As for judging, we all judge every day every minute everywhere we go. People complain about making generalizations or stereotypes but both exist so that we can speak about broader topics without having to name Steve from Poughkepesie who I grew up with and know every single thing he has done for the past 15 years. Judgments are a part of life. I hardly think I made any unnecessarily harsh judgments in my post but perhaps I need to read it again. (OK, just did. Nope.)

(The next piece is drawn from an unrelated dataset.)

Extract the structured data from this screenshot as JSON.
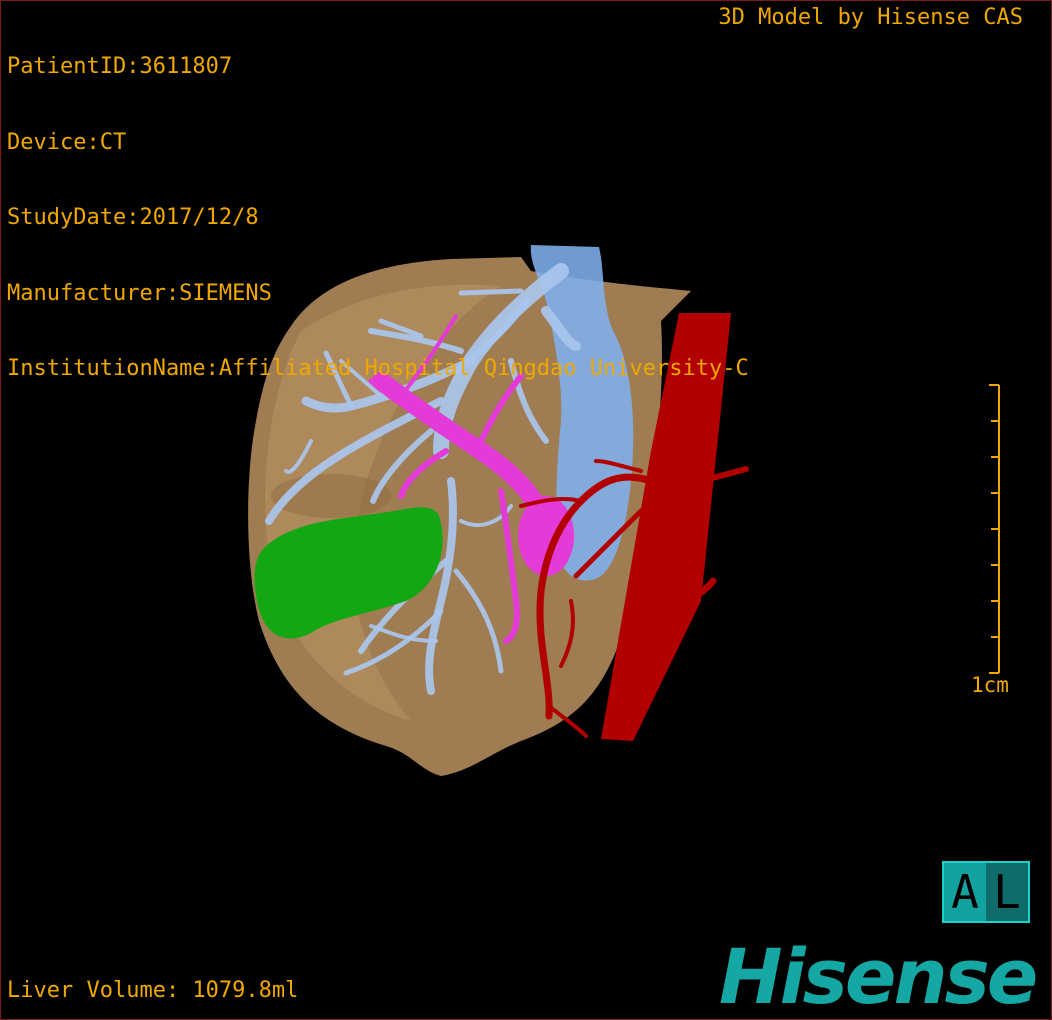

You asked (adding “philosophically” as if that automatically makes it a more learned question) why we would care if everyone is fit or healthy? I honestly do not even know how to answer that question and not because it is like Plato's Cave and stumped me. Seriously? Why should we want people to try to not be ill or unhealthy? Does that not answer itself? You throw out a strawman argument about unhealthy people potentially being a"...Pulitzer Prize author, or a brilliant musician, or for christs sake, someone with a thyroid disease and no medical insurance” as if I said that we should round up the unhealthy people and throw them in an internment camp. You actually quoted me but seemed to miss what I said. I said being fit is a goal everyone should strive for. You asked me why. If you can give me one legitimate reason why they should NOT do so, I would be amazed. Because by your logic, being fit apparently would take away their prize writing ability or musical talent.
I can think of nothing that is not improved by being fit. I am not saying that Tolstoy should have worked on his lats more or Yo-Yo Ma needed to really nail some jump shots or that Harriet Tubman was fine and all but I wish she had done some pilates. But wouldn’t it be wonderful if those who contributed so much to our society, but died because of self-afflicted health problems, were around a little while longer to make our society even better still? (Pro tip: That is rhetorical. Of course it would be.)

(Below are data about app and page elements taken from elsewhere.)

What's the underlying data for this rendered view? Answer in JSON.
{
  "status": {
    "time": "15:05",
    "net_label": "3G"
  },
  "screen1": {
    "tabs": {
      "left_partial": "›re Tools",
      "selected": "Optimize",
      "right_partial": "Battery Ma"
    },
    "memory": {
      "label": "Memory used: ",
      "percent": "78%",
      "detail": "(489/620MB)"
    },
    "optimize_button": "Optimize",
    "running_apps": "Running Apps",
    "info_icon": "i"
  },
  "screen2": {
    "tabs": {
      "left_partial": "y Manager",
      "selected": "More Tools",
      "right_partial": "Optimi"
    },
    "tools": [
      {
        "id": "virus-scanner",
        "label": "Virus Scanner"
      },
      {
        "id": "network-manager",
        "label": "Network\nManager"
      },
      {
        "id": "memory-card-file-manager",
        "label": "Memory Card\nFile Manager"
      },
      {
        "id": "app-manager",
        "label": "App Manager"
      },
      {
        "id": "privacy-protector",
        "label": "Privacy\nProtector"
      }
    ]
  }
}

In your last portion you said that me stating “we definitely should hold the applause for those who actively chose not to be fit” made you sad, reverting to your original statement of what is fit, healthy, etc. If you actively chose NOT to be fit, you are hurting yourself, and, to many degrees, many others. I detailed this in greater extent in my Cost of Obesity article (which I linked to in the article you are having so much trouble with.)
The result of all of this remains exactly what it was when I first wrote my article: the world needs healthier people. If you disagree with that then you probably agree with most of what Fox News talks about as well.
Self-Proclaimed “Extreme Athlete” Dane Rauschenberg
p.s. If you truly want to have intelligent discourse about the subject, let me know who you are and perhaps we can actually, you know, discuss it.